Васятка этого всего почти не замечал. Для него мать и бабушка по-прежнему составляли одно целое, то, что называется домом или семейным очагом. У него и своих забот было по горло: шалаш с настоящей свечкой, плот в камышах под Синей горкой, мотор от мотороллера, который, если его приладить к ржавой коляске, непременно должен заработать, да и красновидовским задавалам не мешало намять шеи... В общем, некогда было ему вникать в бабские свары.

Но одно из того, что все время говорилось в доме, запало ему в душу.
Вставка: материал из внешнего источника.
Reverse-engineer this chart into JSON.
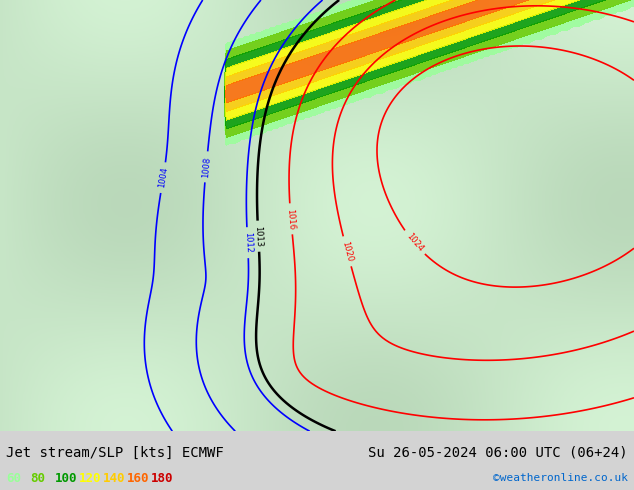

Это уж и его впрямую касалось: чужаки выманили у них старый, но еще очень хороший дом и его надо вернуть. Взрослые этого сделать не могут, потому что боятся начальства, которое всегда защищает городских. Значит, он должен выгнать дачников, то есть сделать так, чтобы им здесь тошно стало. Тогда они сами не захотят оставаться в Синюхино. Но как это сделать? Ведь ему только восемь лет, а эти городские что хотят, то и воротят. Они ведут себя здесь как хозяева, и нет на них управы.